Answering this question is tricky. US military spokesmen point to the dismantling of Al Qaeda and the buildup of an Afghan National Army increasingly capable of protecting the country from its internal and external enemies. Aid donors point to increased political freedoms, improved economic opportunities, thousands of newly built girls' schools, and rising survival rates for newborn infants and their mothers.

Add all this up, though, and the whole is a bit less than the sum of its parts. Security is faltering, as support for insurgent groups like the Taliban grows in rural areas. Tens of thousands of soldiers and civil servants have received world-class training from the West, but corruption within government remains a huge problem. Women and girls have far more access to education, health care, and political rights than during Taliban times, but those rights could be diminished if the Taliban enter a coalition government with President Hamid Karzai.

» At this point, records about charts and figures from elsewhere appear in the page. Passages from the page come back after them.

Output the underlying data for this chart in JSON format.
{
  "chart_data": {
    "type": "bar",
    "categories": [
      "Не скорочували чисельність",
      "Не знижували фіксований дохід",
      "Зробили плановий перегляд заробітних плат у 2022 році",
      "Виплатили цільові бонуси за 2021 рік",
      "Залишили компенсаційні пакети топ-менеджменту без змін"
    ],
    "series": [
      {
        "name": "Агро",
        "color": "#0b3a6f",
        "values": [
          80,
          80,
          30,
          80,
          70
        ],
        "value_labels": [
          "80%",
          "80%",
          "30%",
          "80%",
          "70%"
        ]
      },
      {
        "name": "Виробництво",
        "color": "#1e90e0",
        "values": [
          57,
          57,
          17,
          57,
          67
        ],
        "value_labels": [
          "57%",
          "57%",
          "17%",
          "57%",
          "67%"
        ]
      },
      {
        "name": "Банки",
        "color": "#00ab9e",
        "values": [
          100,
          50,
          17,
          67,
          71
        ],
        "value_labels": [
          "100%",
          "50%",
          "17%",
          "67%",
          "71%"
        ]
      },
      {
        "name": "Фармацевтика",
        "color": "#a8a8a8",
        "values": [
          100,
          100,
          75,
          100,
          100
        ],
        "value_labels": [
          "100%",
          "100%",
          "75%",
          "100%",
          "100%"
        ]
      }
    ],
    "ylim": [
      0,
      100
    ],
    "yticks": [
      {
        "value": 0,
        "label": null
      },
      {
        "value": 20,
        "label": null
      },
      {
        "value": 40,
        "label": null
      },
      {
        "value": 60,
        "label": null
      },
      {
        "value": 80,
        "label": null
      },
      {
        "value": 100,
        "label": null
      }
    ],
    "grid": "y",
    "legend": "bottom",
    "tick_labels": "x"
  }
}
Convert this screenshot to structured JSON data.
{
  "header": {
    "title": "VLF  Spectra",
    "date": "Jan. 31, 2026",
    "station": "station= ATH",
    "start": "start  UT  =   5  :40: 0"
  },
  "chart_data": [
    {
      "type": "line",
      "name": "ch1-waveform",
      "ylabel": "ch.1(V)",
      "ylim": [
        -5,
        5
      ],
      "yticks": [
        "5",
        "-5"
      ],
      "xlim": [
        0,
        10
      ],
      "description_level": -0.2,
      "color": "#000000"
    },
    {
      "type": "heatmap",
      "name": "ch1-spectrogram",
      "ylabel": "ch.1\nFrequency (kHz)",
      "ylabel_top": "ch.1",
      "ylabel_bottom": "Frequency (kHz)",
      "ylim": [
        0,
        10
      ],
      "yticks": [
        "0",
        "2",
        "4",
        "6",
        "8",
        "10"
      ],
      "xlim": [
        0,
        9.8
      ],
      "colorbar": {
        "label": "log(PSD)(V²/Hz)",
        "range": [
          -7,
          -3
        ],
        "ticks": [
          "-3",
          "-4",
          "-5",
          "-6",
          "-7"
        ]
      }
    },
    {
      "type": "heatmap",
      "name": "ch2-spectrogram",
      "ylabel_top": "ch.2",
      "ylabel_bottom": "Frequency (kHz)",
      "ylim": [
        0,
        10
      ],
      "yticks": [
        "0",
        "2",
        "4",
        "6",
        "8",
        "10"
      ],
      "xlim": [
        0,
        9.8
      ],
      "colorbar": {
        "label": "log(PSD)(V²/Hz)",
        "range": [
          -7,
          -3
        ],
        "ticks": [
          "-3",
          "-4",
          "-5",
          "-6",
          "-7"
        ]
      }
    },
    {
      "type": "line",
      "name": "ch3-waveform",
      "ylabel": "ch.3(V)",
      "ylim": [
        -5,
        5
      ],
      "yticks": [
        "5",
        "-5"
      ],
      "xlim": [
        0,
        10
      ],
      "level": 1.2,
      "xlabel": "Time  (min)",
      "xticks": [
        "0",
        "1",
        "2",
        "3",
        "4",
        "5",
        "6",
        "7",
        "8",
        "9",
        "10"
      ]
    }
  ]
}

Americans have become increasingly weary of the war. A Monitor/TIPP poll conducted in May found that 63 percent of Americans oppose a newly signed security pact that would keep many US soldiers in Afghanistan after the majority of combat troops are withdrawn in 2014. Many Afghans, including insurgents interviewed for this story, say that a swift pullout will lead to the collapse of the Afghan government, the breakup of the national army, and the spark of a new civil war. Still, the past decade hasn't been a waste, many Afghans say. At least it has created a window of relative peace in which Afghans can create institutions that are worth defending.

Success – defined by both the Americans and the Afghans as a stable, sustainable, and effective government – will largely depend on what happens in the next two years. If Americans correct past mistakes and build on achievements, they still have a chance to leave behind a country that can survive on its own. If past mistakes are repeated, the withdrawal could be a messy one indeed – and may prove an ignoble ending to one of the costlier ventures in modern American history.